How do you view your membership in the church? Do you think of church membership like gym membership or being a member of a grocery store rewards club? If you lost your membership in such an organization, it probably wouldn’t have a significant impact on your life. Maybe you would be inconvenienced, but not really in any major way. But when we use the word dismemberment we get a different picture entirely. The idea of dismemberment is gruesome and painful, and yet I think that image better conveys the sense of church membership than withdrawing from membership in the local Rotary club.* Paul says in Romans 12:5 that the local church is “one body in Christ” and that individual members are “members one of another.” Scripture describes the body of Christ as an integrated unit made up of many different and essential parts.

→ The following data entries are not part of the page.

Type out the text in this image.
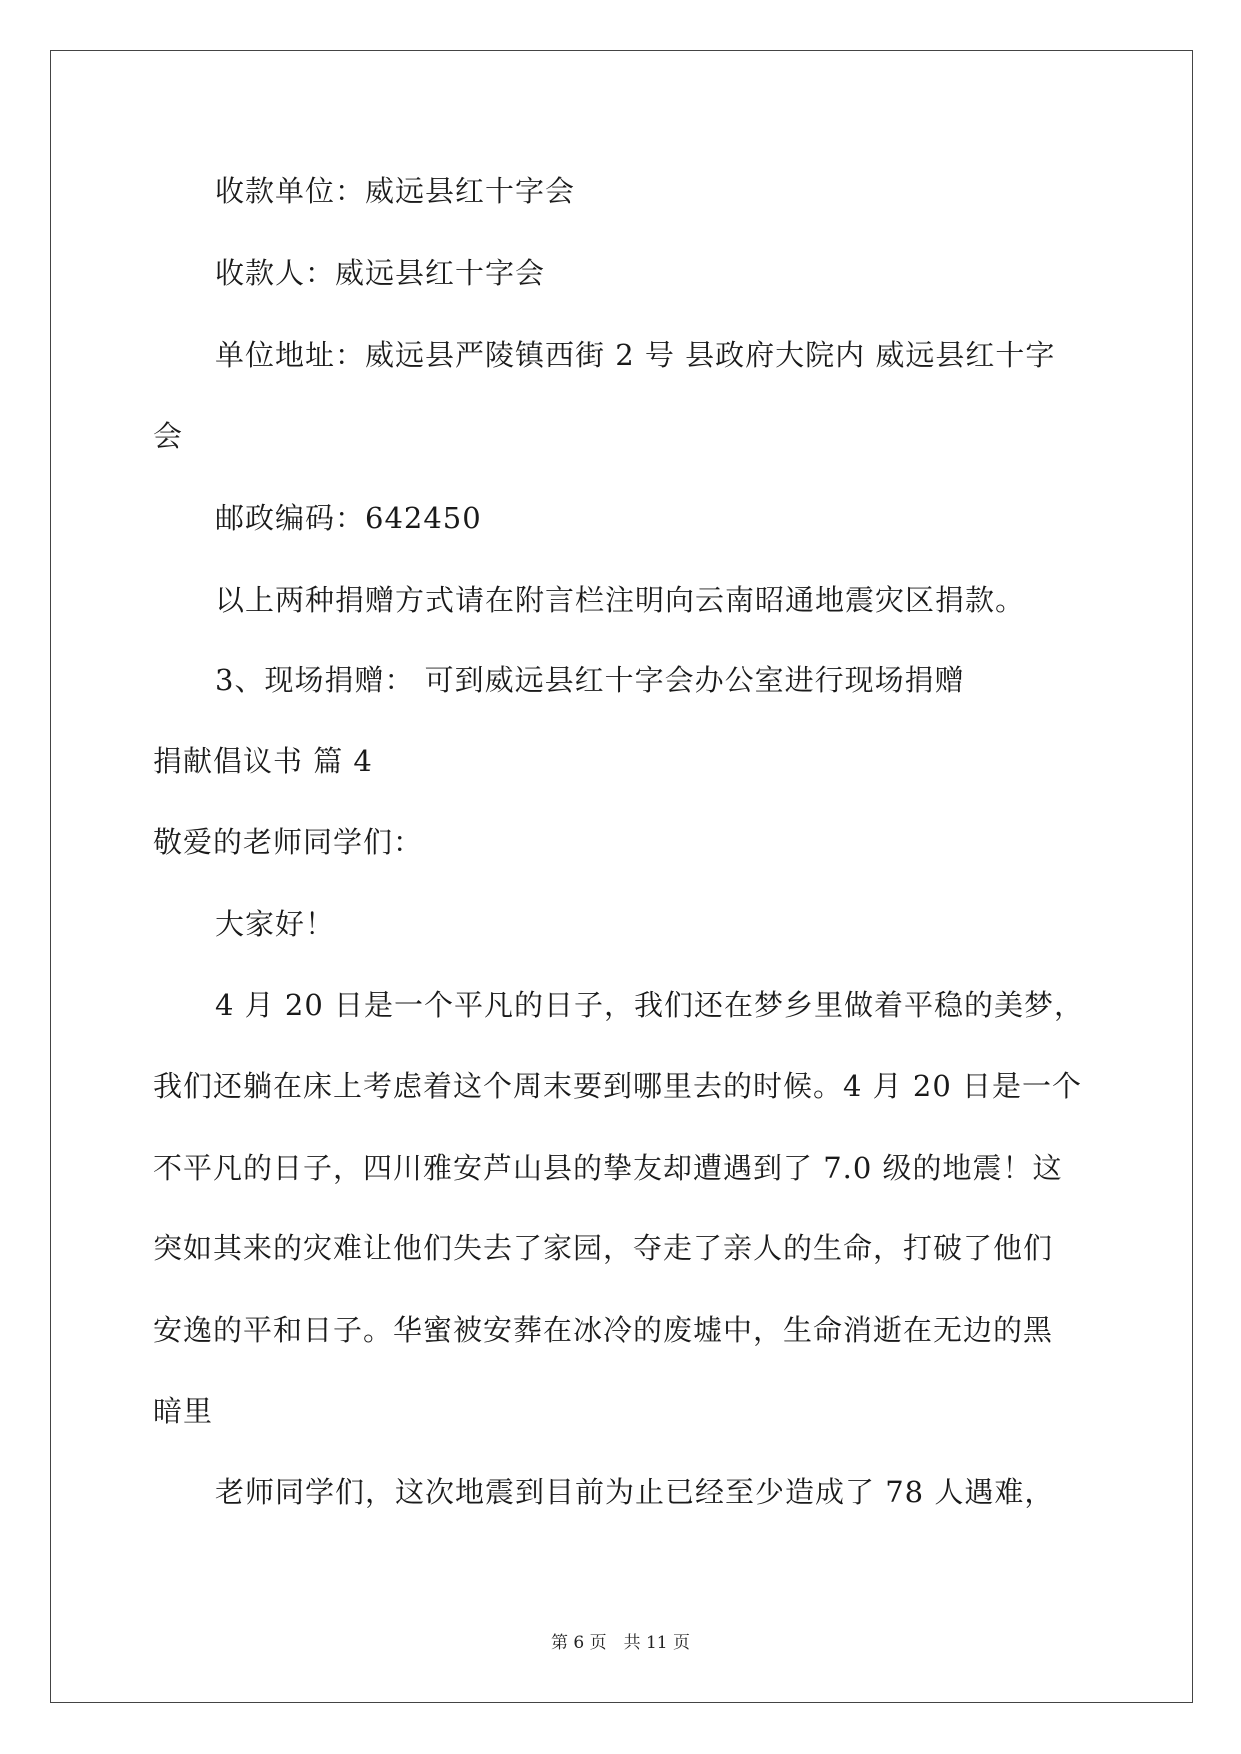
收款单位：威远县红十字会
收款人：威远县红十字会
单位地址：威远县严陵镇西街 2 号 县政府大院内 威远县红十字
会
邮政编码：642450
以上两种捐赠方式请在附言栏注明向云南昭通地震灾区捐款。
3、现场捐赠： 可到威远县红十字会办公室进行现场捐赠
捐献倡议书 篇 4
敬爱的老师同学们：
大家好！
4 月 20 日是一个平凡的日子，我们还在梦乡里做着平稳的美梦，
我们还躺在床上考虑着这个周末要到哪里去的时候。4 月 20 日是一个
不平凡的日子，四川雅安芦山县的挚友却遭遇到了 7.0 级的地震！这
突如其来的灾难让他们失去了家园，夺走了亲人的生命，打破了他们
安逸的平和日子。华蜜被安葬在冰冷的废墟中，生命消逝在无边的黑
暗里
老师同学们，这次地震到目前为止已经至少造成了 78 人遇难，
第 6 页　共 11 页
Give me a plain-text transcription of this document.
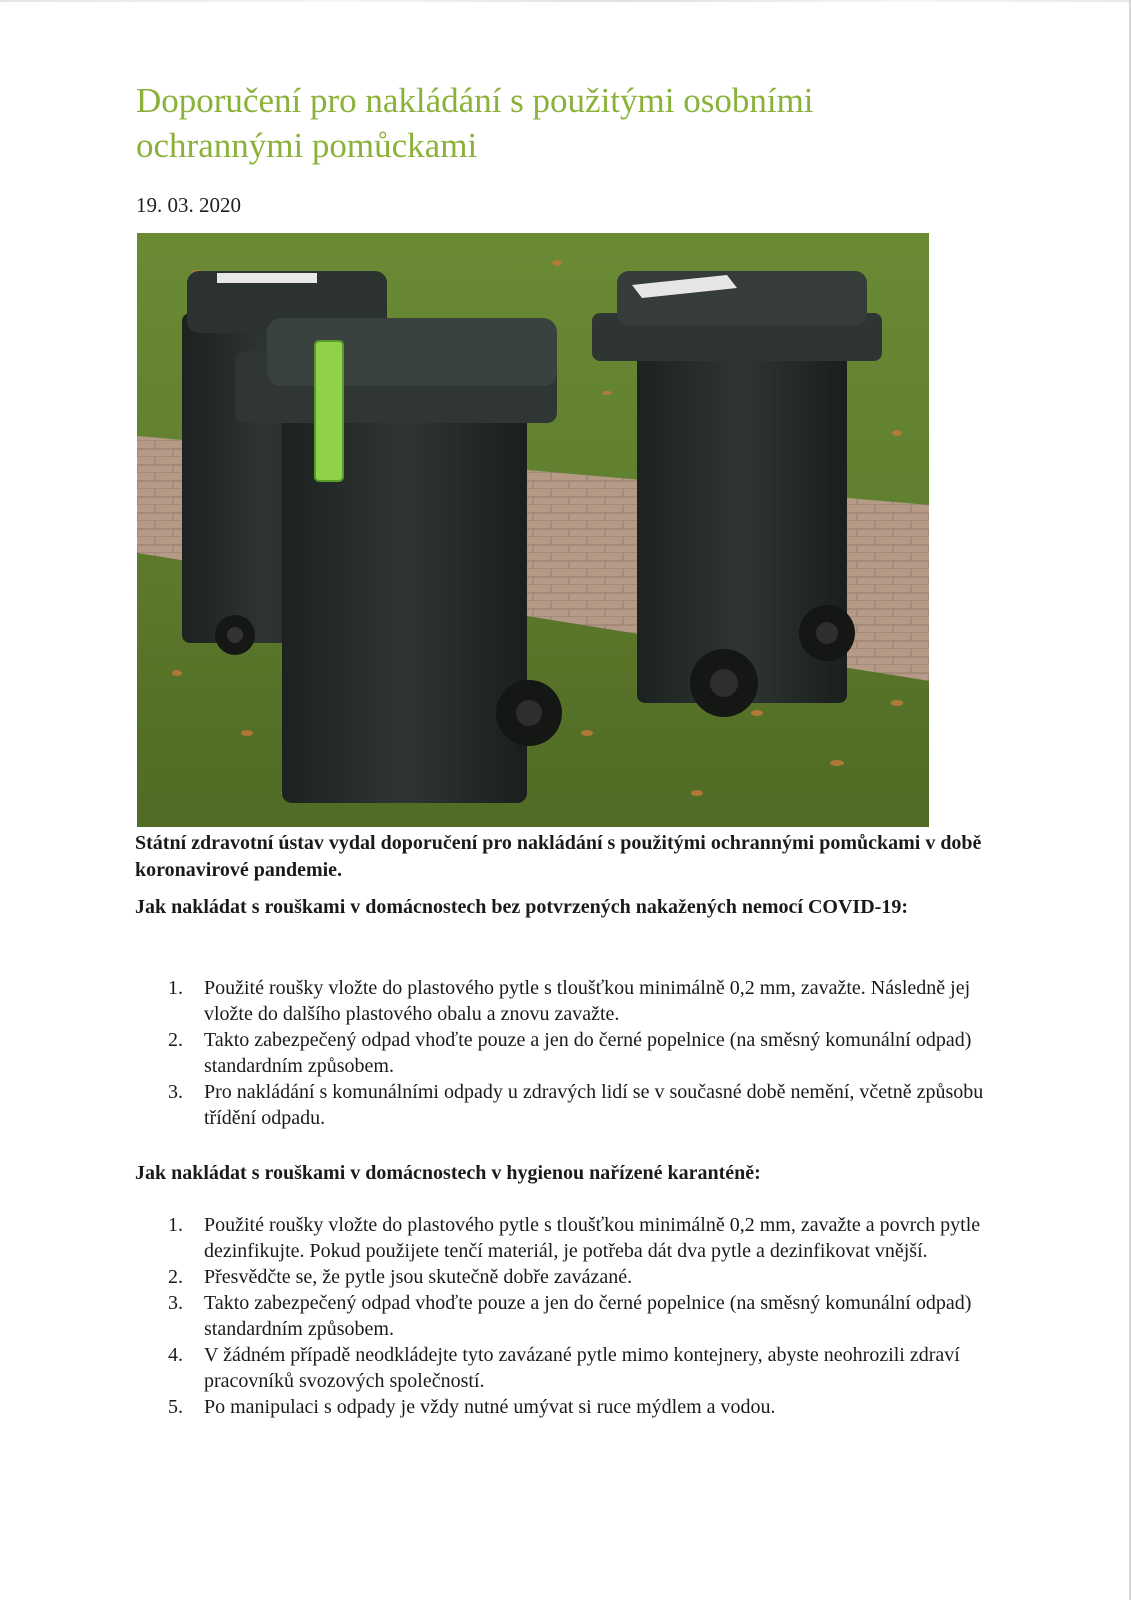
Doporučení pro nakládání s použitými osobními ochrannými pomůckami
19. 03. 2020

Státní zdravotní ústav vydal doporučení pro nakládání s použitými ochrannými pomůckami v době koronavirové pandemie.

Jak nakládat s rouškami v domácnostech bez potvrzených nakažených nemocí COVID-19:

1.	Použité roušky vložte do plastového pytle s tloušťkou minimálně 0,2 mm, zavažte. Následně jej vložte do dalšího plastového obalu a znovu zavažte.
2.	Takto zabezpečený odpad vhoďte pouze a jen do černé popelnice (na směsný komunální odpad) standardním způsobem.
3.	Pro nakládání s komunálními odpady u zdravých lidí se v současné době nemění, včetně způsobu třídění odpadu.

Jak nakládat s rouškami v domácnostech v hygienou nařízené karanténě:

1.	Použité roušky vložte do plastového pytle s tloušťkou minimálně 0,2 mm, zavažte a povrch pytle dezinfikujte. Pokud použijete tenčí materiál, je potřeba dát dva pytle a dezinfikovat vnější.
2.	Přesvědčte se, že pytle jsou skutečně dobře zavázané.
3.	Takto zabezpečený odpad vhoďte pouze a jen do černé popelnice (na směsný komunální odpad) standardním způsobem.
4.	V žádném případě neodkládejte tyto zavázané pytle mimo kontejnery, abyste neohrozili zdraví pracovníků svozových společností.
5.	Po manipulaci s odpady je vždy nutné umývat si ruce mýdlem a vodou.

In 1 Corinthians 12, Paul explains that it is God’s Holy Spirit who has formed us into this body (v.13) according to the desire and purpose of God (v.18). In other words, we do not choose whether to be a part of a local church, it is God’s will for each of us. Obedience to Christ requires that we be faithfully committed to a local church, as we cannot simply declare ourselves to be separate from the body (v.15-16), nor do we have a right to choose our place in the body (v.17-19). Neither is their room for an attitude of superiority toward others we deem “less honorable” than ourselves in the church (v.21-24). In fact, Paul says that there is mutual benefit to all who participate in the ministry of the body of Christ. With such diversity, one would assume that conflict would dominate, but when we practice genuine care and concern for one another within the church there is unity (v.25-26).
It is God’s will for every Christian to be completely integrated into a local body of believers in such a way that separation would be more like dismemberment than forgetting to renew your Sam’s Club card. The gifts that the Holy Spirit gives are to be exercised within the local church in such a way that every member receives what he lacks, even as he ministers to the needs of another. The path to spiritual maturity for every believer goes through the church, and there are no exceptions. As imperfect people, imperfectly loving and serving other imperfect people, we can grow in “the unity of the faith and of the knowledge of the Son of God, to a perfect man, to the measure of the stature of the fullness of Christ.” (Eph. 4:13)
*This application of the image of dismemberment to the church is taken from a sermon by Dr. Timothy Jordan.